Vík is just over 2 hours east of Reykjavík, and driving there allowed us to see how quickly the weather turned, and the different landscapes that Iceland has to offer its visitors. We saw lava rock fields, rocky mountains with waterfalls, shoreline, and snow capped mountains. There were times where the landscape and weather seemed to change so quickly, it was like I stepped into another world, such as Narnia. Here are some photos I took along the drive.
One of the places we stopped at was Laufskálavarða; a rock field that dates back a long time. This is a neat area that is situated in the middle of nowhere. So keep in mind there is no protection from any weather elements you’d be exposed to.
Unfortunately, I did not research this place prior to stopping by, so I did not know that I could have added a stone to a cairn for good fortune. I thought making stone piles in Iceland was not permitted, so naturally I wanted to respect the Icelandic rules. These piles have evolved over time, and they are gorgeous.
If you walk around these rock structures, be mindful that there are small inclines around the cairns, and it was very cold with the wind that was present when I was there. So again, be sure to dress warmly! On my way back to the car, I could not resist taking the following panorama photo of the landscape I had been walking around in; it was so beautiful.
When we arrived in Vík, we stayed at the Vík Hostel. It is a very quaint, and nice place that is part of Hostelling International. Inside there are stairs that you’d be required to go up and down on, but as long as your mobility permits the use of stairs this hostel would be suitable. Fortunately the view I had from my hostel’s room and location was gorgeous, as you can see from the pictures below.
Another thing I loved about this hostel was their morning breakfast! Served with homemade jams and bread, and eggs from their chickens, there was a good variety of food to choose from, and each items had labels on hand painted stones. So if you stay here, you shouldn’t miss the breakfast.
Speaking of chickens, the hostel had their chickens roam freely, so make sure when you pull into, or out of the driveway you pay attention to what is around the vehicle. I saw them mostly at the front door or on the picnic table out front.
When you’re in Vík, be sure to check out the Black Sand Beach along the Reynisfjara shoreline. It is quite spectacular, and it’s known for the basalt rock formation that sticks out of the sea. These are called Reynisdrangar. It is also known for the hexagon shaped columns of basalt rock that forms as part of the cliff, which is called Hálsanef.

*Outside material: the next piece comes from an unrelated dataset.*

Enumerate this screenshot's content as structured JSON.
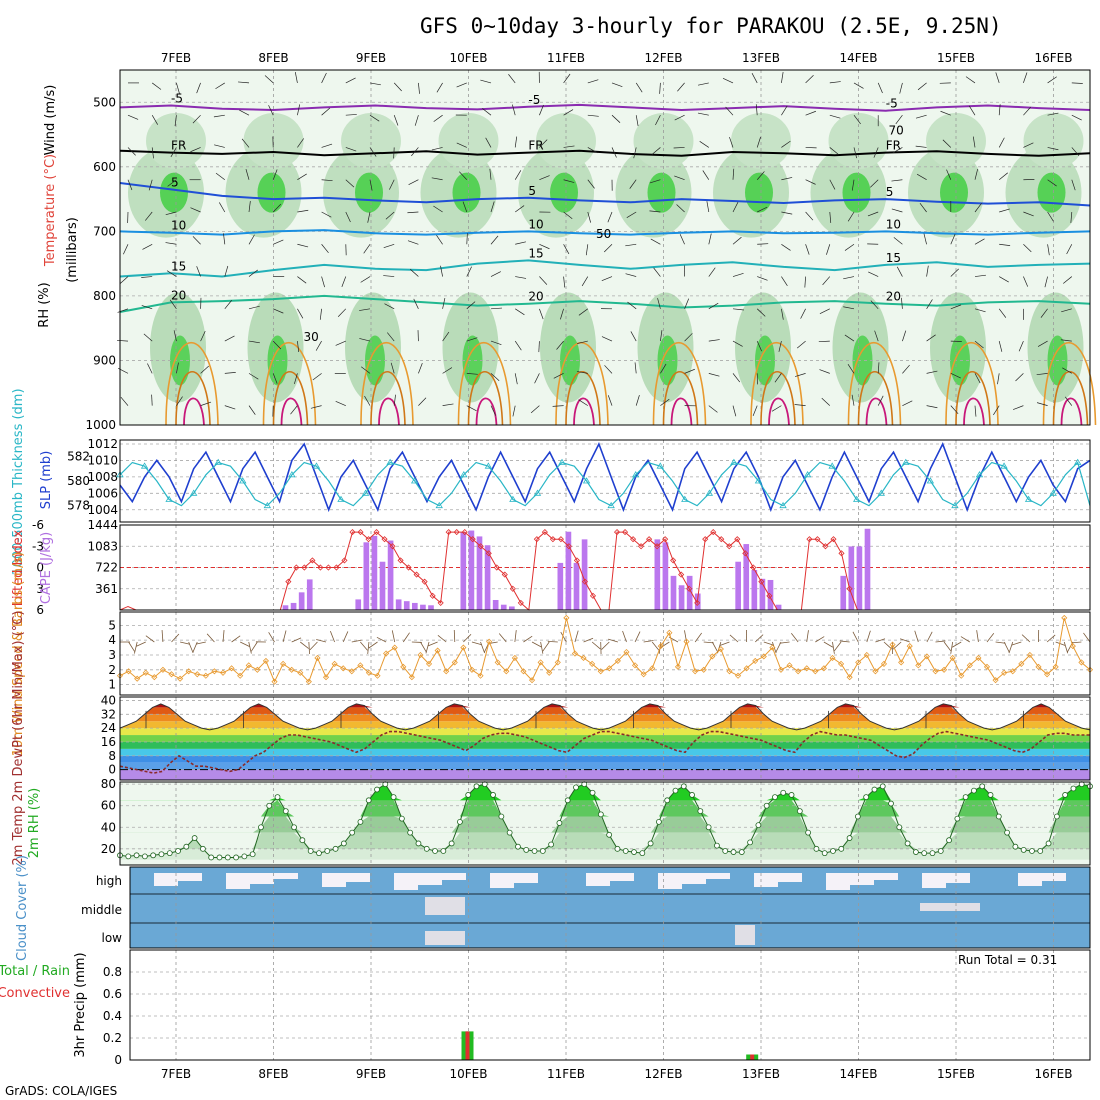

I didn’t know at the time, but it was quite similar to stones at The Giant’s Causeway in Northern Ireland that I will be writing about later on in my blog.
We stopped into Suður-Vík restaurant for a bite to eat on the first day in town. I read about this place and felt inclined to try their delicious seafood chowder. I enjoyed the quaint atmosphere and food immensely, but there is a flight of stairs you have to go up to access the dining area. The place was busy, so the space filled up fast. Just keep this in mind if you stop in.